3. Number of experts used to establish the ground truth for the test set and their qualifications:
This information is not provided. The study relies on adherence to international standards (ISO and IEC) and internal performance bench testing rather than expert-established ground truths in a clinical context for the device's performance.
4. Adjudication method for the test set:
Not applicable, as the compliance is determined by adherence to established international standards and engineering performance testing, not by expert adjudication of clinical outcomes.
5. If a multi-reader multi-case (MRMC) comparative effectiveness study was done, and its effect size:
No, a multi-reader multi-case (MRMC) comparative effectiveness study was not done. The device is a respiratory gas humidifier, and its assessment focuses on engineering performance and safety standards, not on human interpretation of outputs that would typically be involved in an MRMC study.
6. If a standalone (i.e., algorithm only without human-in-the-loop performance) was done:
Yes, the testing described is effectively "standalone" performance testing of the device itself (the MR810 System) against engineering and safety standards. This is done without human interpretation of results in a clinical setting as a primary outcome.
7. The type of ground truth used:
The ground truth used is established international engineering and safety standards for medical electrical equipment and respiratory humidifiers (ISO 8185, IEC 60601-1, IEC 60601-1-2). The device's performance is compared against the requirements specified in these standards. For the expanded invasive applications, the ground truth is simply that "the system is suitable for use for invasive applications" as verified by performance bench testing.

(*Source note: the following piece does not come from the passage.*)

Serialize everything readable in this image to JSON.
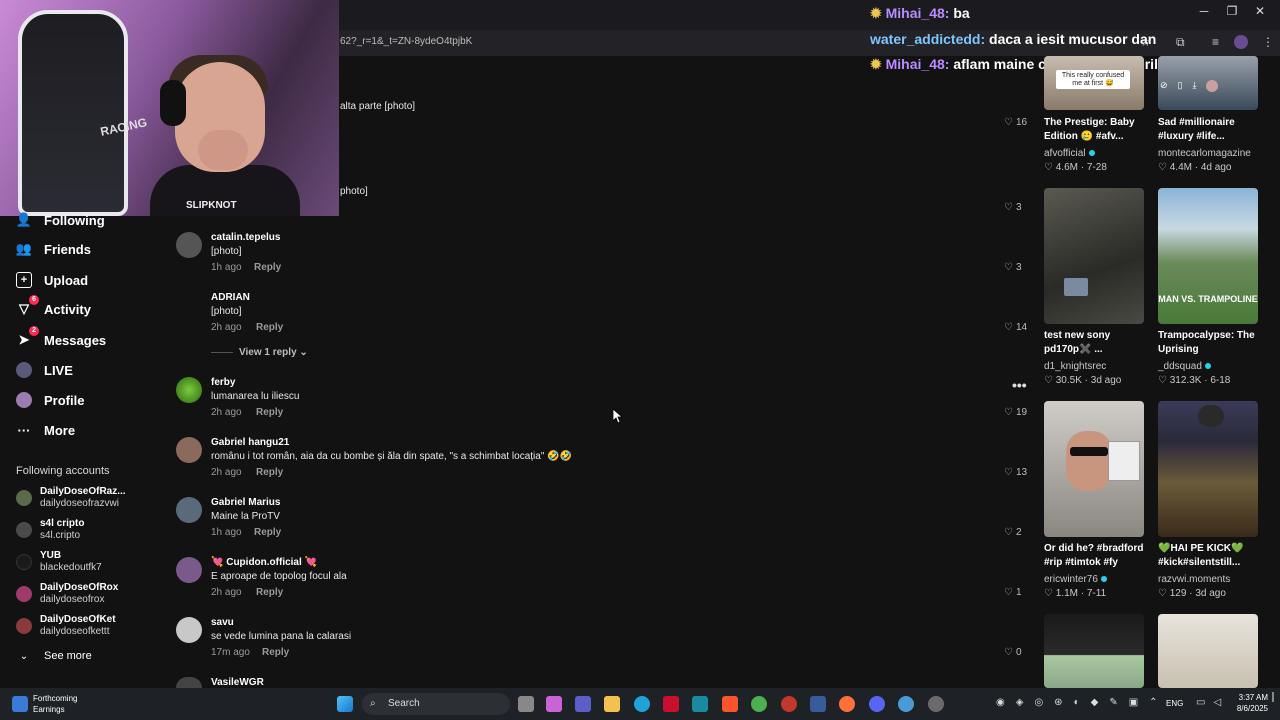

8. The sample size for the training set:
Not applicable. The MR810 System is a hardware device with embedded software controlling heating elements, not an AI/Machine Learning algorithm that typically requires a "training set" for model development. The "performance bench testing" mentioned refers to engineering validation rather than data-driven machine learning models.
9. How the ground truth for the training set was established:
Not applicable, as there is no "training set" for this type of device and its verification process.